A. E. HOUSMAN, EL FILÓLOGO POETA
(Este artículo se publicó en El Mundo)
El presente ha sido siempre el tiempo del error. ¿Le hubiese parecido mejor nuestro presente convulso al poeta A. E. Housman (1859-1936) de lo que le pareció el suyo? Housman pasa hoy por ser, y a justo título, uno de los mejores poetas ingleses de la primera mitad del siglo XX. Y aquí conviene recordar que “tono menor” no significa, en absoluto, menor calidad. Housman fue catedrático de latín en Cambrigde. Y el cerrado mundo de la filología clásica (tan absurdamente duro con los aficionados, aunque de ellos dependa su supervivencia) lo tuvo por un maestro, entre otras razones por editar a un poeta antiguo que no conoce casi nadie: Manilio.

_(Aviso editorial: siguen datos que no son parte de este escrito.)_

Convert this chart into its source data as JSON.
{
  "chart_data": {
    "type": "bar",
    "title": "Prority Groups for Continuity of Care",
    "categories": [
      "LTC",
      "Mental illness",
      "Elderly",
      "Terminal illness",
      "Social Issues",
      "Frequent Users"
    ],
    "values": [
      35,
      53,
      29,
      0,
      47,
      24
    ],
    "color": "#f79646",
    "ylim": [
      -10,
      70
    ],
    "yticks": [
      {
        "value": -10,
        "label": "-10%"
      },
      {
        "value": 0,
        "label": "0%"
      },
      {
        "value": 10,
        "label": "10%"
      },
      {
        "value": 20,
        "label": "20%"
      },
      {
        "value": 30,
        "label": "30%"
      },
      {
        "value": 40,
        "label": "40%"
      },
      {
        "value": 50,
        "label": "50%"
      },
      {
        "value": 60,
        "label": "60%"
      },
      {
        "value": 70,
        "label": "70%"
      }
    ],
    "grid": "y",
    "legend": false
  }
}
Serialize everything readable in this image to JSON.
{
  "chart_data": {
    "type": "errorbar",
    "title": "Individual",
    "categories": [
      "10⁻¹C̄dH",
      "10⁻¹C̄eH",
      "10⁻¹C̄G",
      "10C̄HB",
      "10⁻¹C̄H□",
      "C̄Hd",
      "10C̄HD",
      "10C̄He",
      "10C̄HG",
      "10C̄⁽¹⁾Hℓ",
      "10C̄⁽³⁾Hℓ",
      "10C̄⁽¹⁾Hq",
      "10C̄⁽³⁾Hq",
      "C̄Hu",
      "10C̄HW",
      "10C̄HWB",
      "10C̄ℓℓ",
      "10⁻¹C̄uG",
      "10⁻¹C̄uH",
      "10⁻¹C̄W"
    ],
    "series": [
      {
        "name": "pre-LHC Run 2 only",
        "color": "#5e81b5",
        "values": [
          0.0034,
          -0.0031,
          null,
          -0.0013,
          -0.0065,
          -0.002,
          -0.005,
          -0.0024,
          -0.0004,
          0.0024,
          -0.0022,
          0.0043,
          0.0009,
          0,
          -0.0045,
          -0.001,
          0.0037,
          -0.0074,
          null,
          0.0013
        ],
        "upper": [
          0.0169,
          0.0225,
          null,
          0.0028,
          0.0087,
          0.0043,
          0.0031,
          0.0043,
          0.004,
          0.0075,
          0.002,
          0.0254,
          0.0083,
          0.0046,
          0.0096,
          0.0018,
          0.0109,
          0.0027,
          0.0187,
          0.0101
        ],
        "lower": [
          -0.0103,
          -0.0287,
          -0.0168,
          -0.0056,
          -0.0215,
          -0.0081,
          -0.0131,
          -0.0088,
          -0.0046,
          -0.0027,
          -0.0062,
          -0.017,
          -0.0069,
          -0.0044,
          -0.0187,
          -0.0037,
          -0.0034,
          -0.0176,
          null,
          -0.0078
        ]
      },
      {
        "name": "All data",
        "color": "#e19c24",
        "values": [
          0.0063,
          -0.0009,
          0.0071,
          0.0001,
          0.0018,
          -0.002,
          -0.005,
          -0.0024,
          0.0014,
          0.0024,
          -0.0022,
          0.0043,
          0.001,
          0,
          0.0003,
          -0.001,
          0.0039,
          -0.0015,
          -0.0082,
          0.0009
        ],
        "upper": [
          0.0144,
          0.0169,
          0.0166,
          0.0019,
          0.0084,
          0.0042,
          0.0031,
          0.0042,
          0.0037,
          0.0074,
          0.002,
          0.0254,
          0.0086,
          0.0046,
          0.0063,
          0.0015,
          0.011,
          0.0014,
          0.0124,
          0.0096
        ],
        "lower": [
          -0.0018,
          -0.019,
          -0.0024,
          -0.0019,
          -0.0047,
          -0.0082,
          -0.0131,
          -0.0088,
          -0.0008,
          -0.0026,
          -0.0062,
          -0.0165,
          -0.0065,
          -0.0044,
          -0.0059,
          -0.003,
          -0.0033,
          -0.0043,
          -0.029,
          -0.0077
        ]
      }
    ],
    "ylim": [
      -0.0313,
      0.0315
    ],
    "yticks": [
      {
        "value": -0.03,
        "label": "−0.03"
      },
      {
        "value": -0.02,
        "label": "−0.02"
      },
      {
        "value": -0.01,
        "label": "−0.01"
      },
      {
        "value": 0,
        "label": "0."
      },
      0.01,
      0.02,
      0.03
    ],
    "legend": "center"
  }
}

Pero la clara posteridad de Housman no se debe a la filología sino a la poesía, su hermana, donde podía verter –con refinada y sobria elegancia- los dos grandes secretos de su solitaria vida: su mal humor y su condición homoerótica. Si no podía amar libremente, el profesor Housman (que en vida sólo publicó dos libros de poemas) consideró que esa sociedad no era la suya. Y si moralmente el mundo no era bueno ni justo con él, sólo le quedaba mostrarse disconforme y agrio e invocar a la benevolente musa de la “Antología Palatina”. Dios y los hombres (no sé si a partes iguales) habían hecho un mundo imperfecto y cruel. A él le tocaba afirmar –con arte- que no vivimos en un lecho de rosas, aunque las rosas existan. De joven se había enamorado de un chico de su edad, que no le correspondió. Aquello era un amor prohibido. Housman creyó, como tantos sufrientes homosexuales de su tiempo, que nunca más existiría el amor ( o aquel amor vedado) y fuera de Inglaterra, en Italia generalmente, buscó el amor venal, con los pansexuales y pobres chicos del sur, que le ofrecieron normalidad y consuelo. ¿Por dinero? Evidentemente. Pero le dieron lo que la sociedad ortodoxa y mísera le negó: normalidad y consuelo. Así ha de entenderse uno de sus poemas más célebres: “Epitafio para un ejército de mercenarios”: “Lo que abandonó Dios, ellos lo defendían/ y lo salvaron todo por dinero”. Otro de sus grandes poemas también tiene el fondo arisco de quien creyó –tan sabio, tan idealista- que el mundo está mal hecho, y que la reina es (bajo fingidos nombres biensonantes) siempre la injusticia. Afirma el poema que no cree en las leyes de Dios ni en las de los hombres, y el cultísimo y malhumorado profesor escribe: “Tengo miedo y me siento extraño/ en un mundo que no he creado yo”. Tengo cierto pavor al confesar que estoy –incluso ahora- en total acuerdo con A.E. Housman, uno de los maestros de Auden y de un raro y notable poeta español del 50, Ricardo Defarges.
No ha circulado mucho Housman entre nosotros: Su poesía es honda, clara, triste y bella. Y es una poesía absolutamente moral. Por eso hay que saludar (reeditada pero con muchos nuevos poemas) la reaparición bilingüe, de la mano cuidadosa de Juan Bonilla, de estos “50 poemas”. Sea cual sea su condición, el lector descubrirá a uno de esos íntimos amigos con quienes uno habla en soledad, junto a la lámpara benigna. Un homosexual de enorme talla intelectual que se atrevió a decir, a la luz de la poesía, que el mundo era injusto y cruel y que los chaperos tenían mucha más y mayor dignidad que muchos de quienes nos gobiernan. Un lujo en estos cochambrosos tiempos.
(La antología aludida “50 poemas”, en edición bilingüe y traducción del poeta Juan Bonilla, está editada por la editorial Renacimiento de Sevilla.)